A QA system is probably the first idea that comes to mind for most people who think about building an LLM-powered system. The only currently available tutorial for writing ChatGPT applications provided by OpenAI is How to build an AI that can answer questions about your website.
The system described there consists of two main components: a search engine and a response synthesizer, and I believe this is a typical architecture of these systems. The search engine is responsible for finding the most relevant texts from a given archive that could potentially contain the answer to the user’s question. The response synthesizer is responsible for generating the answer based on the selected texts and the question. These two parts are needed because the LLM has a limited prompt and in many cases you can’t load the entire archive into the prompt. This limit is constantly being lifted and in more and more cases you don’t need the search engine - you can just load everything into a pre-prompt and voila, you have your QA system. But I believe that the interesting thing is to combine knowledge from multiple sources. It might also be a way to get more factual answers and limit ‘hallucinations’ (that’s just a hunch).
Some examples of large archives that could be used here:
all academic textbooks
all textbooks of some large IT system (I’m thinking of SAP)
all accounting textbooks combined with a database of legal acts - so that the answers are always adjusted to the current state of legislation.

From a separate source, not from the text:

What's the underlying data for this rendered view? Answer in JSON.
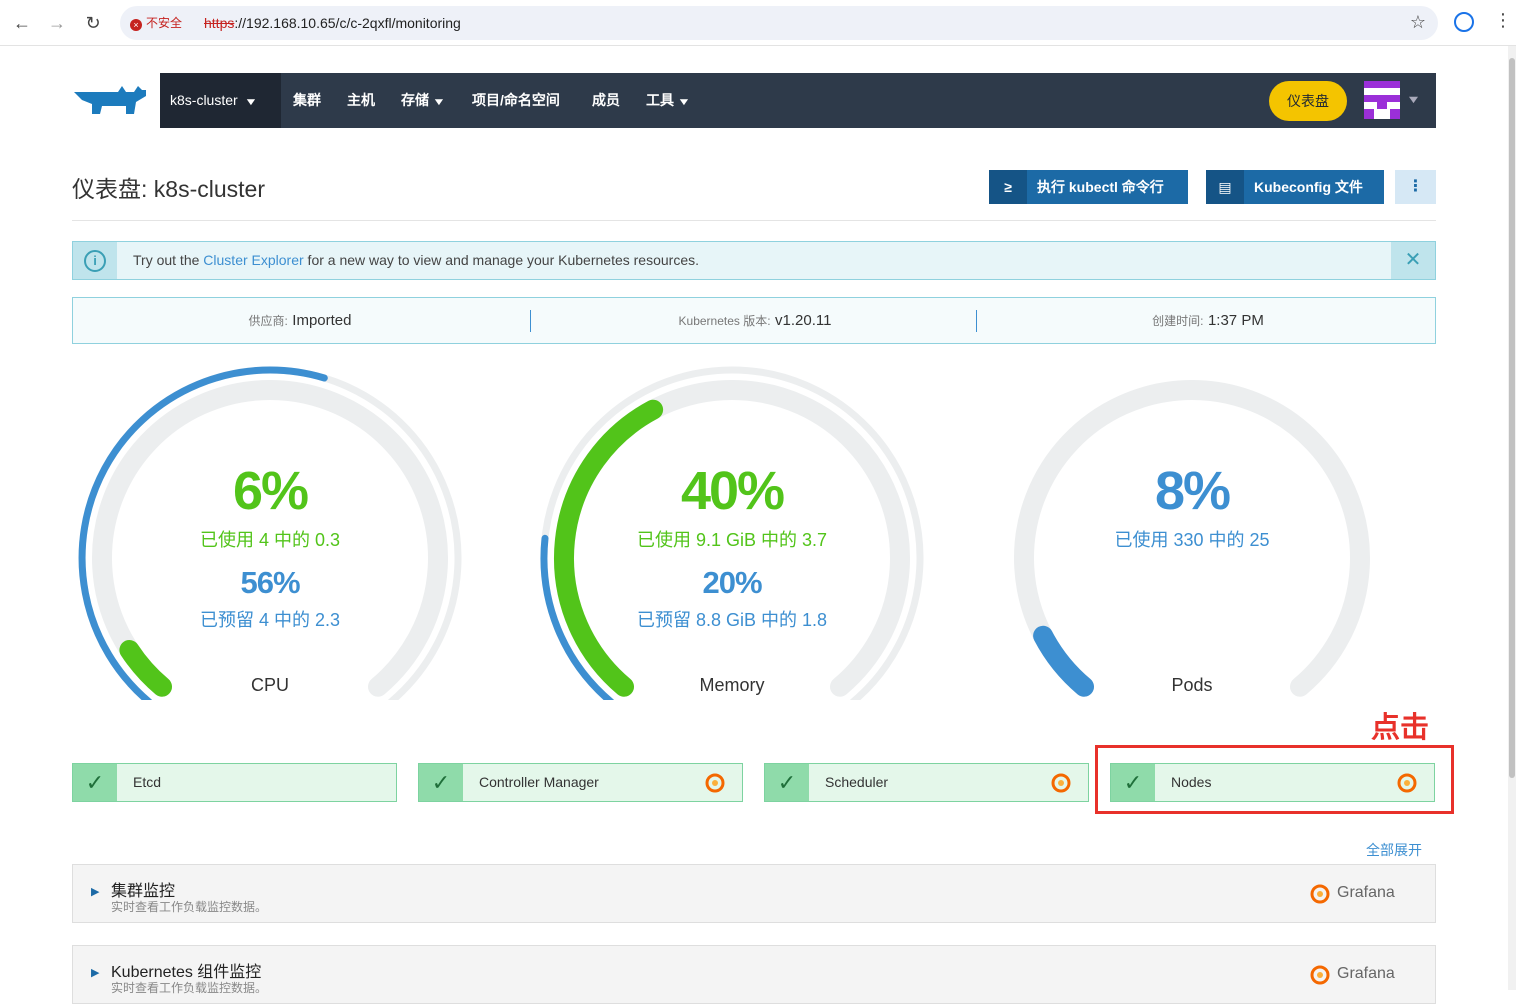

A basic problem with large contexts is also that for each loading of the context you have to pay - because it involves a lot of work for the LLM. I think some new versions of OpenAI API are announced in which you will be able to keep the LLM with loaded context - which may give significant savings if such an LLM with pre-loaded context was used to serve answers to many questions.
I imagine that you could experiment a lot with the search engine part. For example, you could use traditional indexes and keywords instead of embeddings. You could also use user feedback or interaction to refine or expand the search criteria and adjust the ranking or selection of texts. We still don’t know much about the possibilities offered by LLMs - it would be advisable to give users a lot of control so that they could experiment with many usage modes.
Another idea for experimenting would be multi-stage systems. For example, one that would use an additional LLM to analyze the query and extract the relevant keywords.